Intercepts are key points where a graph crosses the axes. They tell us significant information about the behavior of a function. For rational functions like \( f(x) = \frac{x+4}{x-5} \), finding intercepts is straightforward.

• To find the **x-intercept**, set the entire function equal to zero: \( f(x) = 0 \). This means solving the numerator for zero, which gives \( x = -4 \). The x-intercept is at \( (-4, 0) \).
• For the **y-intercept**, substitute \( x = 0 \) into the function. This gives \( y = -\frac{4}{5} \). So, the y-intercept is at \( (0, -\frac{4}{5}) \).

Intercepts are a starting point for sketching the graph of the function. They confirm where the function crosses the x and y axes, providing clues about the function's direction and curvature. Remember, intercepts are simple but powerful tools in graphing.

Vertical asymptotes in a rational function indicate where the function is undefined due to division by zero. Let's look closely at \( f(x) = \frac{x+4}{x-5} \).

• Identify the denominator and set it equal to zero: \( x-5=0 \).
• Solve this equation to find \( x = 5 \).

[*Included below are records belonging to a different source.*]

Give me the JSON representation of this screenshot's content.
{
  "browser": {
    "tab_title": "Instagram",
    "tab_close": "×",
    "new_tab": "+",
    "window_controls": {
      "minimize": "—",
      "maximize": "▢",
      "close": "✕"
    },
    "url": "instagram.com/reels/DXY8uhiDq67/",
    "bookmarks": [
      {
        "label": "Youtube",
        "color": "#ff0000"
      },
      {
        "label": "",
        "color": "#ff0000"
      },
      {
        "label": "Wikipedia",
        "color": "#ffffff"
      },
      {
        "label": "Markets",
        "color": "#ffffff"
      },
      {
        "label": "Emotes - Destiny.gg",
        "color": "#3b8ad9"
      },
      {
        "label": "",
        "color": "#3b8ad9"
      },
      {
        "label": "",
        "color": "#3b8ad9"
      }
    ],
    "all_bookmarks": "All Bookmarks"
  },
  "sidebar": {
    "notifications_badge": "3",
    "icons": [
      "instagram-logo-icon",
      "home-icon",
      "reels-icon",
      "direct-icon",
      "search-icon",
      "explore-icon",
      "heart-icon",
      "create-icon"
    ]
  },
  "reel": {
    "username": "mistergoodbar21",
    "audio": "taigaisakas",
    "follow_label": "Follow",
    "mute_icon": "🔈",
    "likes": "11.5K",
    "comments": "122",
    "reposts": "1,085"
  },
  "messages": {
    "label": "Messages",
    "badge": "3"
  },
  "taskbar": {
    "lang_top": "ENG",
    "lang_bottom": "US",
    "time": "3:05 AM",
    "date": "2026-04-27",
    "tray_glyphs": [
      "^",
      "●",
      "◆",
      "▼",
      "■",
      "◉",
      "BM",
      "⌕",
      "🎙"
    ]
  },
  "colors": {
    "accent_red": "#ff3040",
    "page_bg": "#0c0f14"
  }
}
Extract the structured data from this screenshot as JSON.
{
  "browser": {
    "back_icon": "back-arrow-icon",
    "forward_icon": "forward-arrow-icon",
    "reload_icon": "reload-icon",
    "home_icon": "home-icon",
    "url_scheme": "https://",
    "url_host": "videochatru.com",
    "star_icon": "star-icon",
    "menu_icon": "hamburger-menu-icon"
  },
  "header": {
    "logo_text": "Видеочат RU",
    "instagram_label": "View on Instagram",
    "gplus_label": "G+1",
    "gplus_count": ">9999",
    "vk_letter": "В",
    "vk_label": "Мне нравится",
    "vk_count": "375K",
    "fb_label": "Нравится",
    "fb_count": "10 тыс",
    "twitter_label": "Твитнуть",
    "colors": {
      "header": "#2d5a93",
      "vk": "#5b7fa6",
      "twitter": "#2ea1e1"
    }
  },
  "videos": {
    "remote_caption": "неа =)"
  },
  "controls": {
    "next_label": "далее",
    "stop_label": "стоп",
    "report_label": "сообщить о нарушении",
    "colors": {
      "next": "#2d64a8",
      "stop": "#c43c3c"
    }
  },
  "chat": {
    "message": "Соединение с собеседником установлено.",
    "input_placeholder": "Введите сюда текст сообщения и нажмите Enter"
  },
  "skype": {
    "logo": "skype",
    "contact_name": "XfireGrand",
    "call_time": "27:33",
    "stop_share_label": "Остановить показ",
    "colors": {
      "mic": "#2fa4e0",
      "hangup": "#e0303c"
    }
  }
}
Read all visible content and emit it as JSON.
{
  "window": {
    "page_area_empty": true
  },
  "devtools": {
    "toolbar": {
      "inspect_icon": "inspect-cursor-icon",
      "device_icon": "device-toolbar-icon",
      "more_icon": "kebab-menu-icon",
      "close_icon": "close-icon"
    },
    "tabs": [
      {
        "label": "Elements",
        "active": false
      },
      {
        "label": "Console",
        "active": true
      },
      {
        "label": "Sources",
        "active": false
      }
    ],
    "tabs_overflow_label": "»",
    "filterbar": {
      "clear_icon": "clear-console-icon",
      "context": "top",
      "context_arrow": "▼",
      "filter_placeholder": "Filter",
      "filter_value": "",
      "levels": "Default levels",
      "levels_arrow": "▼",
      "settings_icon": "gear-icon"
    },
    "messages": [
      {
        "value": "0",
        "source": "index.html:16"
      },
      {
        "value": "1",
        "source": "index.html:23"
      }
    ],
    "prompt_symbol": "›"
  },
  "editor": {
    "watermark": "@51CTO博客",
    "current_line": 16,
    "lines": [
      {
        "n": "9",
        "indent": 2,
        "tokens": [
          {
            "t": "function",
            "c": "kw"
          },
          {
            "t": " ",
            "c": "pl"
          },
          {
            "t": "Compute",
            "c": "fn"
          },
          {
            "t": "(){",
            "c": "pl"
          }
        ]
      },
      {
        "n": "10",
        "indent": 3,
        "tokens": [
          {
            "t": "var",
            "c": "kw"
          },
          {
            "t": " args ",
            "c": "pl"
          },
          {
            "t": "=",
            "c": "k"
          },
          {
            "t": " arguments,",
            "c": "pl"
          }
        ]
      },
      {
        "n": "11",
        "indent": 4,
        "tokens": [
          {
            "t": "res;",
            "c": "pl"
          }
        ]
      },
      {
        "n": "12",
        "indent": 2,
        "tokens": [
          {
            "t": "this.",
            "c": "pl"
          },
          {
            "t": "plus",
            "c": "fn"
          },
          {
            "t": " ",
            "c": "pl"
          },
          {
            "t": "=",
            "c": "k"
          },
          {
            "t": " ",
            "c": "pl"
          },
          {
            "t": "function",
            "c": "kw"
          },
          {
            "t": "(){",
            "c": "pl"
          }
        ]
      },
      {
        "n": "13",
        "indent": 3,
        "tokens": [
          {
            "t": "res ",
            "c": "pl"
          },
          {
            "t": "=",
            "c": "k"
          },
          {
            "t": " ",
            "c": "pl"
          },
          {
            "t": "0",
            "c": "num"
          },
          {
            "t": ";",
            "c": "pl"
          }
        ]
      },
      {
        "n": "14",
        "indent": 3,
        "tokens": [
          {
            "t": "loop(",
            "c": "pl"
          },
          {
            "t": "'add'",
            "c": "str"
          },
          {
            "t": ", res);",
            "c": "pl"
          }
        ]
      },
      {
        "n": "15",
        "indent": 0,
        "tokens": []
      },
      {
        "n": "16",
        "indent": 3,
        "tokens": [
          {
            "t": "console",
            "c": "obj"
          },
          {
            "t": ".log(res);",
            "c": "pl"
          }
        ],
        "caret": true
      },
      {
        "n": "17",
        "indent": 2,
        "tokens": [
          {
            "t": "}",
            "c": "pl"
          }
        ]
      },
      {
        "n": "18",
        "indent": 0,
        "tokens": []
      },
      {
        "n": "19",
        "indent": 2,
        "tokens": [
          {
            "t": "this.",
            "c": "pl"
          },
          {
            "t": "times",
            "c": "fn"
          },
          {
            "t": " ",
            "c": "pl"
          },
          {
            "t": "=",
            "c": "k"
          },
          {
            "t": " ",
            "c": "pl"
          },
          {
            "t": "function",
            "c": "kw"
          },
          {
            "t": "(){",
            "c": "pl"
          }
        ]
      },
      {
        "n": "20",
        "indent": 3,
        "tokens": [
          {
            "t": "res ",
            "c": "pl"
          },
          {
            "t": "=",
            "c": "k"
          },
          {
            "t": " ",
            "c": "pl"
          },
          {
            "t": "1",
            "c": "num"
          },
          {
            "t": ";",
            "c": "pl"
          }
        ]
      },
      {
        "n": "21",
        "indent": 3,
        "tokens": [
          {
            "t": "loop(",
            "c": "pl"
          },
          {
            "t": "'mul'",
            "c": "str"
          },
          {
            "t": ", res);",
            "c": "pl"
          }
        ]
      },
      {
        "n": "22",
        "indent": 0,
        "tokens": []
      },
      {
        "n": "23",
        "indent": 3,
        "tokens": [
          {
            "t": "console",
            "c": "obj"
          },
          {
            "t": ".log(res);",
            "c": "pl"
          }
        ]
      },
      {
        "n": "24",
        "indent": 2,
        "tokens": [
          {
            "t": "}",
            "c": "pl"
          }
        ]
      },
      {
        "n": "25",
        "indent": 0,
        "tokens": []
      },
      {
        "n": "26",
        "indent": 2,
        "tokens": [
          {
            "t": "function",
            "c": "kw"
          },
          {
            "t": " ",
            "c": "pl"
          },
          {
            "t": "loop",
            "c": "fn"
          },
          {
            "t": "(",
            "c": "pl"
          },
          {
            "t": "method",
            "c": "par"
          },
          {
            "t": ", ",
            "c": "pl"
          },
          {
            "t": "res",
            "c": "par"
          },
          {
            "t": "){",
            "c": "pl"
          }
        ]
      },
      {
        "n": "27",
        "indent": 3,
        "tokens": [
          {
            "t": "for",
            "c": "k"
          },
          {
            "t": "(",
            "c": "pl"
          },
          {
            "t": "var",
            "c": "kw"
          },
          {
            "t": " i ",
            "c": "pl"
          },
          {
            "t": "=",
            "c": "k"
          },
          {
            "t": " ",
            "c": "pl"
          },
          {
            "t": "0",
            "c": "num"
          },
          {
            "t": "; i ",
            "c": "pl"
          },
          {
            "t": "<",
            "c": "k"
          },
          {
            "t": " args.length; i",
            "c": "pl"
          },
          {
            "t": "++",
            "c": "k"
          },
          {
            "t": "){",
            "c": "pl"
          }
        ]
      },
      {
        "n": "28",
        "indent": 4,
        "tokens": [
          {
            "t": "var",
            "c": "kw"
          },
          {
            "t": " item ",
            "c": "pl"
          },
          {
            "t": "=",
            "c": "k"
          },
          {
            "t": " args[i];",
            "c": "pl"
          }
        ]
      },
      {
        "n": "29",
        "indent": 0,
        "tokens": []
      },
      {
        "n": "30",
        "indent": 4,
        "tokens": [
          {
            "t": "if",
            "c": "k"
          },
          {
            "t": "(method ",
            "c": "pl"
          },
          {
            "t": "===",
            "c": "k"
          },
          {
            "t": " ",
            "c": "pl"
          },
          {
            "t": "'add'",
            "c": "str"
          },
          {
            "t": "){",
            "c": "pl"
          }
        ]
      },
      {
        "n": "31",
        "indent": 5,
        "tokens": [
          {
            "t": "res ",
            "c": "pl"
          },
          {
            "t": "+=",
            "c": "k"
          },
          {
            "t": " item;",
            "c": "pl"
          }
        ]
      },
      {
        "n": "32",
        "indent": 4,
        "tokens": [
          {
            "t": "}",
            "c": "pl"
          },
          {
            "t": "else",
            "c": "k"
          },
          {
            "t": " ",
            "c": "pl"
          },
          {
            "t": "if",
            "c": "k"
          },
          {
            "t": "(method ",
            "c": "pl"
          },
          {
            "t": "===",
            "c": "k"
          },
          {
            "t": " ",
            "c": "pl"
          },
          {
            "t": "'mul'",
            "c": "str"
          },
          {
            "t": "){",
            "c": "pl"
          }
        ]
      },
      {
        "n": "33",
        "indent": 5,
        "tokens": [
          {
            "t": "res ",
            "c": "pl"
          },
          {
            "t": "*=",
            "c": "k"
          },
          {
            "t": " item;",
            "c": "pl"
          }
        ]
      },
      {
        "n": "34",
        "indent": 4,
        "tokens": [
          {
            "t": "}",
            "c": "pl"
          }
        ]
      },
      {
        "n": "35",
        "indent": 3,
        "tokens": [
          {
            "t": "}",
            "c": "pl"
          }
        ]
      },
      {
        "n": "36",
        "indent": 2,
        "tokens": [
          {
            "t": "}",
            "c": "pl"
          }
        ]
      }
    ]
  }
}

Therefore, \( x = 5 \) is the vertical asymptote. As \( x \) approaches 5, the function values increase or decrease without bound, showcasing the function's undefined behavior at this point. Vertical asymptotes act like invisible walls the graph cannot touch or cross. Note that at \( x = 5 \), the graph veers off towards infinity on either side, which can dramatically affect the graph's appearance.

Horizontal asymptotes represent the value that a function approaches as \( x \) goes to positive or negative infinity. They provide insights into the long-term behavior of the function.For \( f(x) = \frac{x+4}{x-5} \), the process is simple:

• Examine the degrees of the polynomials in both the numerator and denominator. Here, both are degree 1.
• The horizontal asymptote is found by taking the ratio of the leading coefficients. In this function, that ratio is \( \frac{1}{1} = 1 \).

Thus, \( y = 1 \) is the horizontal asymptote.Horizontal asymptotes hint at the ceiling (or floor) of a graph as it stretches towards infinity. The function will hover around this y-value in the far ends of the x-axis, but may touch or cross the line closer to the origin. Remember, it's more about what happens at the extremes!